Вот этого зарвавшиеся оппозиционеры, раздираемые своими индивидуалистическими настроениями, не понимают и не могут понять до сих пор. Наша партия – подлинный сознательный коллектив, действительно твердая, действительно незыблемая партия, понимающая те задачи, которые на нее возложены историей. Кто бы, будь он самым заслуженным во всем мировом революционном движении человеком, ни посягнул на единство, взяв на себя задачу свернуть могучую партию с ленинского пути, он всегда обретет гибель, несмотря ни на какие заслуги, которые у него, быть может, в прошлом имелись перед рабочим классом.
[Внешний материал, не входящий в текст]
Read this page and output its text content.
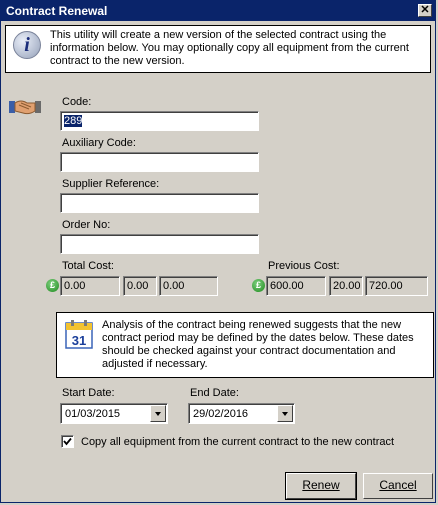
Contract Renewal	✕
i	This utility will create a new version of the selected contract using the information below. You may optionally copy all equipment from the current contract to the new version.
Code:
289
Auxiliary Code:
Supplier Reference:
Order No:
Total Cost:
£ 0.00	0.00	0.00
Previous Cost:
£ 600.00	20.00 720.00
31
Analysis of the contract being renewed suggests that the new contract period may be defined by the dates below. These dates should be checked against your contract documentation and adjusted if necessary.
Start Date:
01/03/2015
End Date:
29/02/2016
Copy all equipment from the current contract to the new contract
Renew	Cancel
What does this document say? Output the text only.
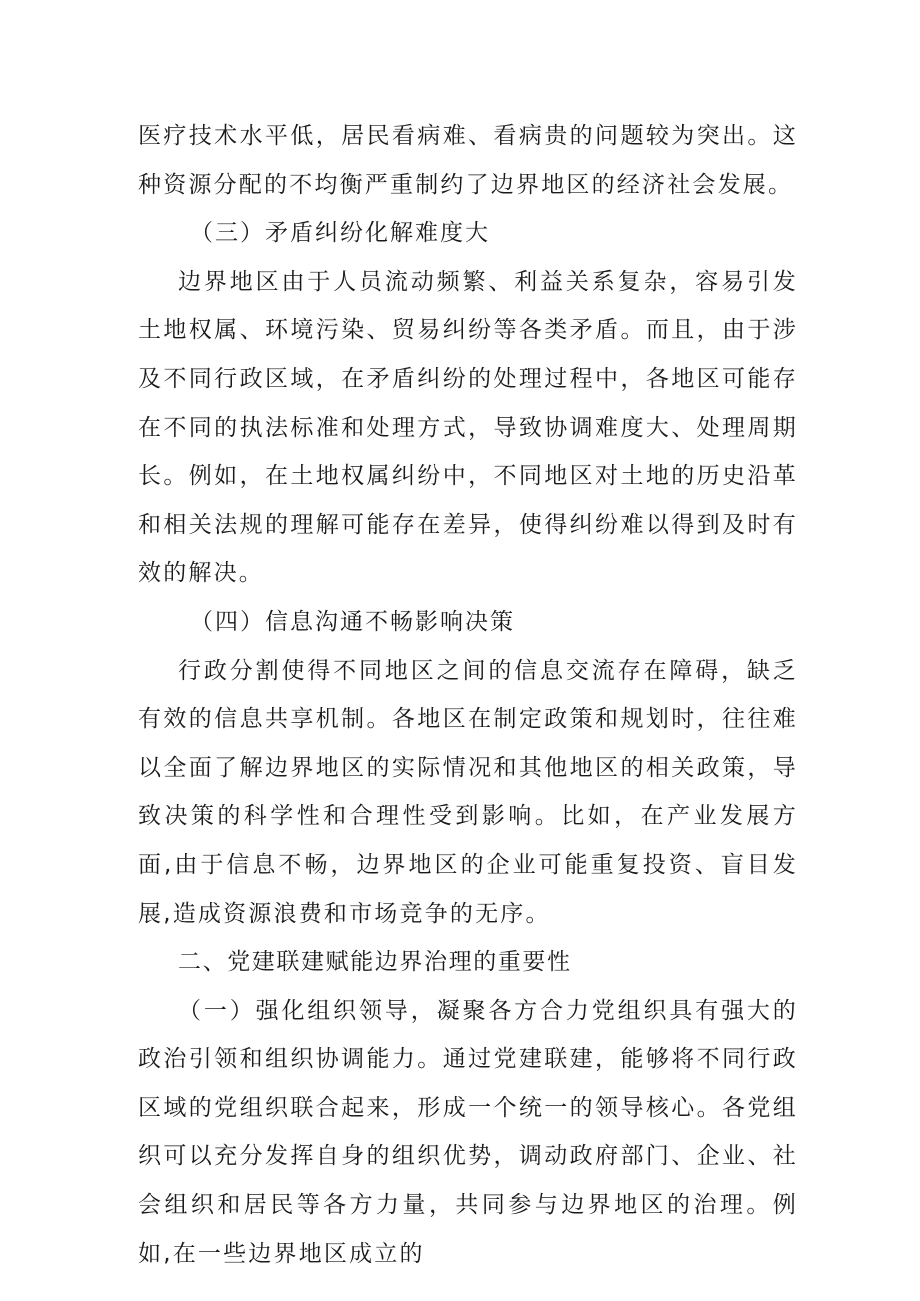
医疗技术水平低，居民看病难、看病贵的问题较为突出。这种资源分配的不均衡严重制约了边界地区的经济社会发展。

（三）矛盾纠纷化解难度大

边界地区由于人员流动频繁、利益关系复杂，容易引发土地权属、环境污染、贸易纠纷等各类矛盾。而且，由于涉及不同行政区域，在矛盾纠纷的处理过程中，各地区可能存在不同的执法标准和处理方式，导致协调难度大、处理周期长。例如，在土地权属纠纷中，不同地区对土地的历史沿革和相关法规的理解可能存在差异，使得纠纷难以得到及时有效的解决。

（四）信息沟通不畅影响决策

行政分割使得不同地区之间的信息交流存在障碍，缺乏有效的信息共享机制。各地区在制定政策和规划时，往往难以全面了解边界地区的实际情况和其他地区的相关政策，导致决策的科学性和合理性受到影响。比如，在产业发展方面,由于信息不畅，边界地区的企业可能重复投资、盲目发展,造成资源浪费和市场竞争的无序。

二、党建联建赋能边界治理的重要性

（一）强化组织领导，凝聚各方合力党组织具有强大的政治引领和组织协调能力。通过党建联建，能够将不同行政区域的党组织联合起来，形成一个统一的领导核心。各党组织可以充分发挥自身的组织优势，调动政府部门、企业、社会组织和居民等各方力量，共同参与边界地区的治理。例如,在一些边界地区成立的
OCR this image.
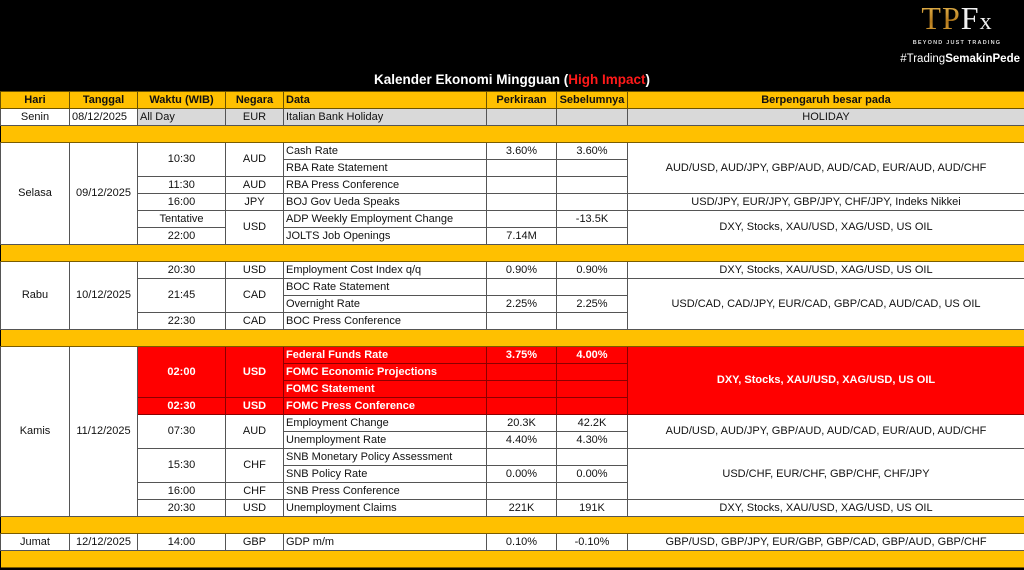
TPFx
BEYOND JUST TRADING
#TradingSemakinPede
Kalender Ekonomi Mingguan (High Impact)
Hari	Tanggal	Waktu (WIB)	Negara	Data	Perkiraan	Sebelumnya	Berpengaruh besar pada
Senin	08/12/2025	All Day	EUR	Italian Bank Holiday			HOLIDAY

Selasa	09/12/2025	10:30	AUD	Cash Rate	3.60%	3.60%	AUD/USD, AUD/JPY, GBP/AUD, AUD/CAD, EUR/AUD, AUD/CHF
				RBA Rate Statement			
		11:30	AUD	RBA Press Conference			
		16:00	JPY	BOJ Gov Ueda Speaks			USD/JPY, EUR/JPY, GBP/JPY, CHF/JPY, Indeks Nikkei
		Tentative	USD	ADP Weekly Employment Change		-13.5K	DXY, Stocks, XAU/USD, XAG/USD, US OIL
		22:00		JOLTS Job Openings	7.14M		

Rabu	10/12/2025	20:30	USD	Employment Cost Index q/q	0.90%	0.90%	DXY, Stocks, XAU/USD, XAG/USD, US OIL
		21:45	CAD	BOC Rate Statement			USD/CAD, CAD/JPY, EUR/CAD, GBP/CAD, AUD/CAD, US OIL
				Overnight Rate	2.25%	2.25%	
		22:30	CAD	BOC Press Conference			

Kamis	11/12/2025	02:00	USD	Federal Funds Rate	3.75%	4.00%	DXY, Stocks, XAU/USD, XAG/USD, US OIL
				FOMC Economic Projections			
				FOMC Statement			
		02:30	USD	FOMC Press Conference			
		07:30	AUD	Employment Change	20.3K	42.2K	AUD/USD, AUD/JPY, GBP/AUD, AUD/CAD, EUR/AUD, AUD/CHF
				Unemployment Rate	4.40%	4.30%	
		15:30	CHF	SNB Monetary Policy Assessment			USD/CHF, EUR/CHF, GBP/CHF, CHF/JPY
				SNB Policy Rate	0.00%	0.00%	
		16:00	CHF	SNB Press Conference			
		20:30	USD	Unemployment Claims	221K	191K	DXY, Stocks, XAU/USD, XAG/USD, US OIL

Jumat	12/12/2025	14:00	GBP	GDP m/m	0.10%	-0.10%	GBP/USD, GBP/JPY, EUR/GBP, GBP/CAD, GBP/AUD, GBP/CHF
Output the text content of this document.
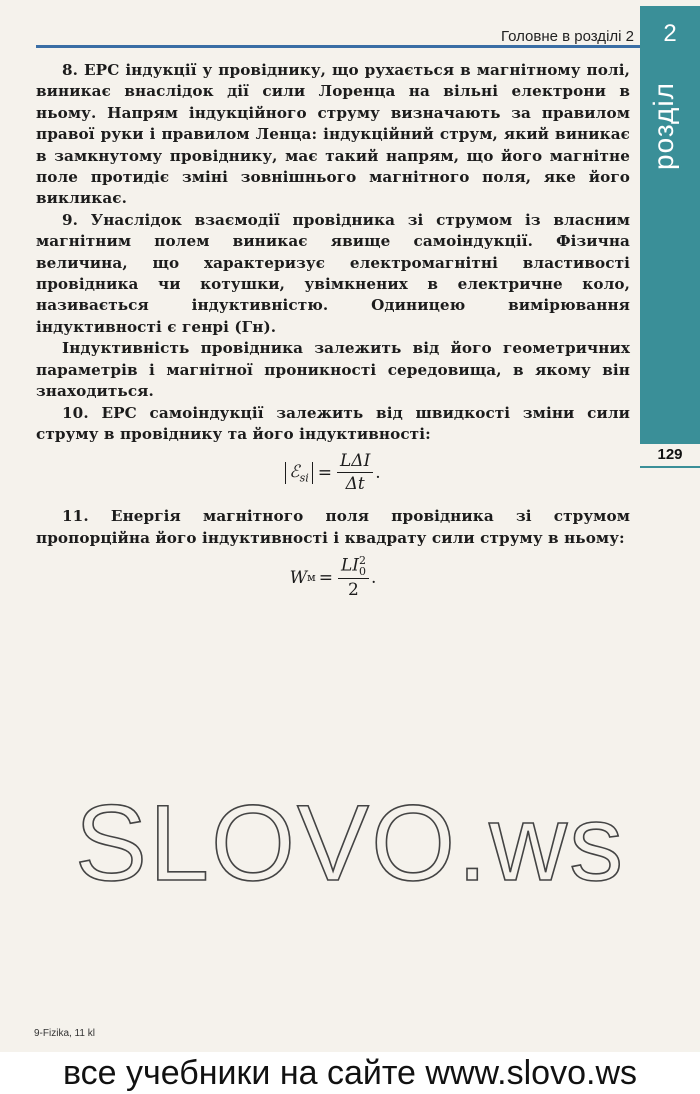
Головне в розділі 2	2
розділ
129

8. ЕРС індукції у провіднику, що рухається в магнітному полі, виникає внаслідок дії сили Лоренца на вільні електрони в ньому. Напрям індукційного струму визначають за правилом правої руки і правилом Ленца: індукційний струм, який виникає в замкнутому провіднику, має такий напрям, що його магнітне поле протидіє зміні зовнішнього магнітного поля, яке його викликає.

9. Унаслідок взаємодії провідника зі струмом із власним магнітним полем виникає явище самоіндукції. Фізична величина, що характеризує електромагнітні властивості провідника чи котушки, увімкнених в електричне коло, називається індуктивністю. Одиницею вимірювання індуктивності є генрі (Гн).

Індуктивність провідника залежить від його геометричних параметрів і магнітної проникності середовища, в якому він знаходиться.

10. ЕРС самоіндукції залежить від швидкості зміни сили струму в провіднику та його індуктивності:

ℰ$_{si}$ = $\frac{\text{LΔI}}{\Delta t}$ .

11. Енергія магнітного поля провідника зі струмом пропорційна його індуктивності і квадрату сили струму в ньому:

W м = LI 2
0
2 .
SLOVO.ws
9-Fizika, 11 kl
все учебники на сайте www.slovo.ws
В этом залог успеха революции. Не в том, как поведет себя тот или иной вождь или отдельный представитель нашей партии, а в том, насколько мы с вами окажемся действительно достойными, законными наследниками тех заветов, которые нам оставил Ленин.
* * *
В заключение, товарищи, еще несколько вопросов по поводу оппозиции. Теперь часто на заводах – в цехячейках и коллективах говорят: «Нам это дело надоело, хватит разговоров об оппозиции». Но с такой точкой зрения, товарищи, нельзя подходить к этому большому политическому вопросу. Мало ли что нам надоедает в жизни. Надоедает сидеть долго на одном месте, надоедает долго заниматься одной работой и т. д. Ясное дело, что оппозиционная деятельность нас нервирует, мешает нашей работе, но надо прямо сказать, – и это каждый член партии должен понимать, – что до тех пор, пока мы троцкистского духа не выгоним из партии окончательно, то этой борьбы прекращать нельзя, потому что от окончательного разрешения этого вопроса зависит нормальное развитие нашего партийного организма. Ведь было время, когда Троцкий сидел руки по швам, ездил по разным краям, и все дело шло хорошо, а мы, сидящие поближе, понимали, что это все до поры до времени, что, как только будет благоприятный ветерок, Троцкий о себе заявит. Так оно и вышло: появилась новая зиновьевская оппозиция, и троцкизм расцвел самым махровым цветом. Так что работу по борьбе с оппозицией нам надо вести, оппозиционные настроения в некоторых группах партии надо изживать. Пока мы это не изживем, нам к этому вопросу придется возвращаться, это совершенно определенно, особенно теперь, когда уже беспартийные рабочие начинают требовать: «А, ну-ка, расскажите, как это у вас с Троцким дело вышло». Вот недавно партийцы заседали на одной фабрике, пришли к ним беспартийные и не желают уходить: «Как у вас тут с Троцким» и пр. Тут так просто не отмахнешься.